Personal information
- Born: 17 October 1983 (age 42) Panevėžys, Lithuanian SSR, Soviet Union
- Height: 1.74 m (5 ft 8+1⁄2 in)
- Weight: 55 kg (121 lb)

Team information
- Discipline: Road cycling

= Modesta Vžesniauskaitė =

Lithuanian cyclist (born 1983)

Modesta Vžesniauskaitė (born 17 October 1983) is a Lithuanian former road racing cyclist who competed at the 2008 Summer Olympics.
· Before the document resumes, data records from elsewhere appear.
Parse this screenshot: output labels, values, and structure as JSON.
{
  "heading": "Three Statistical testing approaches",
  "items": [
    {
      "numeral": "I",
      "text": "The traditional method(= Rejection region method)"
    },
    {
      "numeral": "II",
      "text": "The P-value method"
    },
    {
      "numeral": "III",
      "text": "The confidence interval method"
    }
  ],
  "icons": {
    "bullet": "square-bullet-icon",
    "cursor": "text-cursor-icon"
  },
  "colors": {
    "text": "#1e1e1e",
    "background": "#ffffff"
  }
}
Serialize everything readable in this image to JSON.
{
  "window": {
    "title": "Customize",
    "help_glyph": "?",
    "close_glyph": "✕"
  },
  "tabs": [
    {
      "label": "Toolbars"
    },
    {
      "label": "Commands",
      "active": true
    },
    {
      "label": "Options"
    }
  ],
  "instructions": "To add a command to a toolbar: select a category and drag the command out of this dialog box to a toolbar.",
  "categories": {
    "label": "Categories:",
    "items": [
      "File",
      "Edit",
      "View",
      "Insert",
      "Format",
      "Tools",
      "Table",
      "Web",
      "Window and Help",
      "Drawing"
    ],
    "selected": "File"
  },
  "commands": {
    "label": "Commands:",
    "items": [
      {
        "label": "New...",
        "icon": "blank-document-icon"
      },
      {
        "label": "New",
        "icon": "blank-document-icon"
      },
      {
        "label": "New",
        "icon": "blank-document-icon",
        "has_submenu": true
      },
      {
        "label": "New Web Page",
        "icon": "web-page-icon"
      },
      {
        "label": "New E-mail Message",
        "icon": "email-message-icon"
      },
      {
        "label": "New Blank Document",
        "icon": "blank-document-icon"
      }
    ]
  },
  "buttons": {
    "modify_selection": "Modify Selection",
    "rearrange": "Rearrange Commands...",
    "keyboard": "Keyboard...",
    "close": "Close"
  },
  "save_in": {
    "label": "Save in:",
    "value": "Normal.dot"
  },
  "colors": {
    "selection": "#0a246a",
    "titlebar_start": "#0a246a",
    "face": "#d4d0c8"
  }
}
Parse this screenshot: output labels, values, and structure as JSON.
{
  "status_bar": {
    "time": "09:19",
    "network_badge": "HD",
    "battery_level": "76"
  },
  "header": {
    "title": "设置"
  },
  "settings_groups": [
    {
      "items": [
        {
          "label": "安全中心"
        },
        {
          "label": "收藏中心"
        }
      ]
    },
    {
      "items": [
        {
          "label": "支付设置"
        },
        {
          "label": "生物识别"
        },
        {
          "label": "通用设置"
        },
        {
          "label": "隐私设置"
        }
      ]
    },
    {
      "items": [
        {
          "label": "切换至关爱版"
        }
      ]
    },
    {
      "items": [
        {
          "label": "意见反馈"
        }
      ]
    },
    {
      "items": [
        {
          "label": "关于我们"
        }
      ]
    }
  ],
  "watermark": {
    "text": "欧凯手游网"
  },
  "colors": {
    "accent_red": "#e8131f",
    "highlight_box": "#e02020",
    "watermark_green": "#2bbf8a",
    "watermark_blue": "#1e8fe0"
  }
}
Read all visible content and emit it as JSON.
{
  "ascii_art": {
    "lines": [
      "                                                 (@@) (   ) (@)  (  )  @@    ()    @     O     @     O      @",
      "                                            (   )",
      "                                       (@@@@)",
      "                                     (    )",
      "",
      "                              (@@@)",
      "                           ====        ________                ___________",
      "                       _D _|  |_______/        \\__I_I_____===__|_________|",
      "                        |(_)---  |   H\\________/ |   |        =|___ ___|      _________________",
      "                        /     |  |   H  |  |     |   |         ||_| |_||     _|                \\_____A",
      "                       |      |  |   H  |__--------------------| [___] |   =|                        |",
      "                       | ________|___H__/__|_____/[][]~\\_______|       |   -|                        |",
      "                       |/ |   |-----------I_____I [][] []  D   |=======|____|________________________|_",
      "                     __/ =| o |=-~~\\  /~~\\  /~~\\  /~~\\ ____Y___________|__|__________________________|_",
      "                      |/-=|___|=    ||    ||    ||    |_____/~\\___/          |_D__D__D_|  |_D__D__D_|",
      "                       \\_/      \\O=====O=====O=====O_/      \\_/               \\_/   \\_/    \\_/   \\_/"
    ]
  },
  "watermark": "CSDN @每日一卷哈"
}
She competed in the women's road race, and completed the run in twenty-seventh place with a time of 3:33:17.

==Career achievements==
- 2004 World Road Championships – 5th place
- 2004 Giro d'Italia Femminile – 5th place
- 2005 European under-23 Championships – 3rd place
- 2005 Giro di San Marino – 1st place
- 2008 Summer Olympics – 27th place
- 2008 Lithuanian National Road Championships – 1st place
- Present - Charity Ambassador for Caudwell Children

==Personal life==
Vžesniauskaitė's partner is English billionaire John Caudwell; the couple met through cycling and have been together since 2015. The couple have two children together, a son born 2021 and a daughter born 2023. Vžesniauskaitė also has a son from her previous marriage (born 2012).